As mentioned above, the discriminative brain areas as the cortical sources (Fig. 6B) were applied in the time-varying network analysis. After obtaining the MVAAR model coefficient (w(k, t)), H(f, t) was obtained from w(f, t), which  was then transformed by Eq. (13) into the frequency domain. The H ij element of H(f, t) described the directional information flow between the jth and the ith element at each time point t as:

$$w(f,t)\ast X(f,t)=\varepsilon (f,t)$$
(14)
$$X(f,t)={w}^{-1}(f,t)\ast \varepsilon (f,t)=H(f,t)\ast \varepsilon (f,t)$$
(15)

where \(w(f,t)=\sum _{k=0}^{p}{w}_{k}(t){e}^{-j2\pi f\Delta tk}\), wk was the matrix of the time-varying model coefficients. \(X(t)\) and \(\varepsilon (t)\) were transformed into the frequency domain as X(f,t) and \(\,\varepsilon (f,t)\), respectively.
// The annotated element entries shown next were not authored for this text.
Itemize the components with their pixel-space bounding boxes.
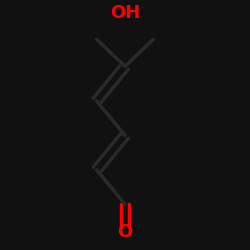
Text: OH: OH xyxy=(110,4,140,22)
Text: O: O xyxy=(118,223,132,241)
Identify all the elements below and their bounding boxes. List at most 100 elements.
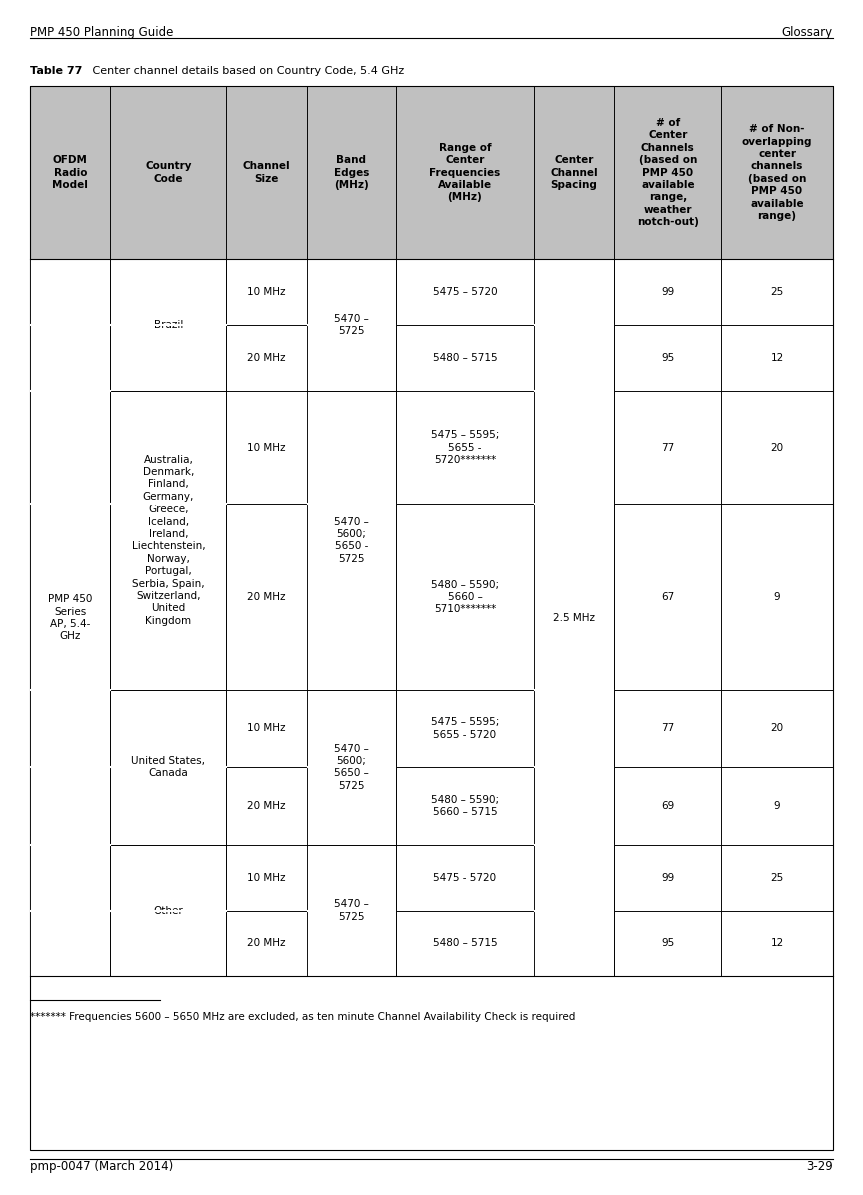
Bar (30, 845, 110, 911)
Text: Center
Channel
Spacing: Center Channel Spacing (551, 155, 598, 190)
Text: Range of
Center
Frequencies
Available
(MHz): Range of Center Frequencies Available (M… (429, 143, 501, 202)
Bar (396, 325, 534, 391)
Bar (306, 911, 396, 976)
Bar (396, 690, 534, 767)
Bar (110, 259, 226, 391)
Text: 5480 – 5590;
5660 –
5710*******: 5480 – 5590; 5660 – 5710******* (431, 580, 499, 614)
Bar (226, 86, 306, 259)
Bar (110, 911, 226, 976)
Bar (306, 325, 396, 391)
Bar (721, 259, 833, 325)
Bar (30, 259, 110, 976)
Text: 69: 69 (661, 801, 675, 811)
Bar (30, 325, 110, 391)
Text: Glossary: Glossary (782, 26, 833, 39)
Text: 12: 12 (771, 353, 784, 363)
Text: # of
Center
Channels
(based on
PMP 450
available
range,
weather
notch-out): # of Center Channels (based on PMP 450 a… (637, 118, 699, 227)
Text: 9: 9 (774, 592, 780, 602)
Bar (396, 911, 534, 976)
Text: 10 MHz: 10 MHz (248, 287, 286, 298)
Bar (306, 690, 396, 845)
Text: 25: 25 (771, 287, 784, 298)
Bar (30, 259, 110, 325)
Text: 3-29: 3-29 (806, 1160, 833, 1173)
Bar (534, 391, 614, 504)
Bar (306, 259, 396, 391)
Text: Brazil: Brazil (154, 320, 183, 330)
Text: OFDM
Radio
Model: OFDM Radio Model (53, 155, 88, 190)
Text: 5475 – 5595;
5655 -
5720*******: 5475 – 5595; 5655 - 5720******* (431, 430, 499, 465)
Text: 5475 – 5720: 5475 – 5720 (432, 287, 497, 298)
Bar (614, 86, 721, 259)
Bar (614, 391, 721, 504)
Bar (226, 845, 306, 911)
Text: 20 MHz: 20 MHz (248, 592, 286, 602)
Bar (534, 911, 614, 976)
Text: 10 MHz: 10 MHz (248, 872, 286, 883)
Bar (396, 767, 534, 845)
Bar (110, 391, 226, 504)
Bar (110, 86, 226, 259)
Bar (534, 504, 614, 690)
Text: 10 MHz: 10 MHz (248, 723, 286, 734)
Bar (306, 391, 396, 690)
Text: 20: 20 (771, 442, 784, 453)
Text: 99: 99 (661, 287, 675, 298)
Bar (30, 86, 833, 1150)
Text: 20: 20 (771, 723, 784, 734)
Bar (306, 86, 396, 259)
Bar (30, 504, 110, 690)
Bar (226, 690, 306, 767)
Bar (721, 845, 833, 911)
Bar (110, 767, 226, 845)
Bar (306, 845, 396, 976)
Bar (110, 845, 226, 976)
Text: 95: 95 (661, 938, 675, 949)
Text: 5480 – 5715: 5480 – 5715 (432, 938, 497, 949)
Bar (721, 86, 833, 259)
Text: 25: 25 (771, 872, 784, 883)
Bar (30, 391, 110, 504)
Bar (614, 325, 721, 391)
Text: 5470 –
5725: 5470 – 5725 (334, 900, 369, 921)
Bar (534, 690, 614, 767)
Text: 99: 99 (661, 872, 675, 883)
Bar (306, 845, 396, 911)
Bar (306, 259, 396, 325)
Bar (534, 325, 614, 391)
Bar (226, 767, 306, 845)
Text: Table 77: Table 77 (30, 66, 83, 75)
Text: # of Non-
overlapping
center
channels
(based on
PMP 450
available
range): # of Non- overlapping center channels (b… (742, 124, 812, 221)
Bar (534, 86, 614, 259)
Bar (721, 391, 833, 504)
Text: Channel
Size: Channel Size (243, 161, 290, 184)
Bar (721, 690, 833, 767)
Bar (110, 845, 226, 911)
Bar (396, 259, 534, 325)
Text: 2.5 MHz: 2.5 MHz (553, 613, 595, 623)
Bar (110, 504, 226, 690)
Text: 5475 - 5720: 5475 - 5720 (433, 872, 496, 883)
Text: PMP 450 Planning Guide: PMP 450 Planning Guide (30, 26, 173, 39)
Bar (110, 325, 226, 391)
Text: Band
Edges
(MHz): Band Edges (MHz) (334, 155, 369, 190)
Bar (110, 690, 226, 767)
Text: 67: 67 (661, 592, 675, 602)
Bar (306, 391, 396, 504)
Bar (721, 325, 833, 391)
Bar (614, 259, 721, 325)
Bar (110, 391, 226, 690)
Text: 77: 77 (661, 442, 675, 453)
Bar (30, 690, 110, 767)
Text: United States,
Canada: United States, Canada (131, 756, 205, 778)
Bar (614, 690, 721, 767)
Bar (110, 690, 226, 845)
Text: 20 MHz: 20 MHz (248, 353, 286, 363)
Bar (614, 911, 721, 976)
Bar (396, 845, 534, 911)
Bar (396, 391, 534, 504)
Text: Center channel details based on Country Code, 5.4 GHz: Center channel details based on Country … (89, 66, 404, 75)
Bar (396, 504, 534, 690)
Text: 77: 77 (661, 723, 675, 734)
Text: 5470 –
5600;
5650 -
5725: 5470 – 5600; 5650 - 5725 (334, 516, 369, 564)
Defining the directed causal interrelation from the jth to the ith element, the normalized ADTF was described between (0, 1) as follows,

$${\iota }_{ij}^{2}(f,t)=\frac{|{H}_{ij}(f,t){|}^{2}}{{\sum }_{k}^{n}|{H}_{ik}(f,t){|}^{2}}$$
(16)

To obtain the total information flow from a single node, the integrated ADTF was calculated as the ratio of summation of ADTF values divided by the interested frequency bands [f1, f2]:

$${\vartheta }_{ij}^{2}(t)=\frac{{\sum }_{f1}^{f2}{\iota }_{ij}^{2}(k,t)}{f2-f1}$$
(17)

We chose average ADTF values over 4–30 Hz to acquire the final directional information flow according to the range of three frequency bands.

Surrogate data testing

The distribution of ADTF estimator under the null hypothesis of no causal interactions was not well determined, since the ADTF function had a highly nonlinear correlation with the time series where it derived. In view of this, the phases of the Fourier coefficients were independently and randomly iterated to produce a new surrogate data, which was a nonparametric statistical test28. The spectral structure of the time series was retained in the process of iterating the phases of the Fourier coefficients. The shuffling procedure was repeated 200 times for each model-derived time series of each subject to establish an empirical distribution of the ADTF value under the null hypothesis of no connectivity.

Correlation analysis

We performed Pearson correlation analysis to investigate the following relationships: 1) RT and entropy values of discriminative regions; and 2) RT and ADTF values of information flow between discriminative regions. All thresholds were set at p < 0.05. Here, ADTF value of information flow was adjusted by dividing the weighted degree of network.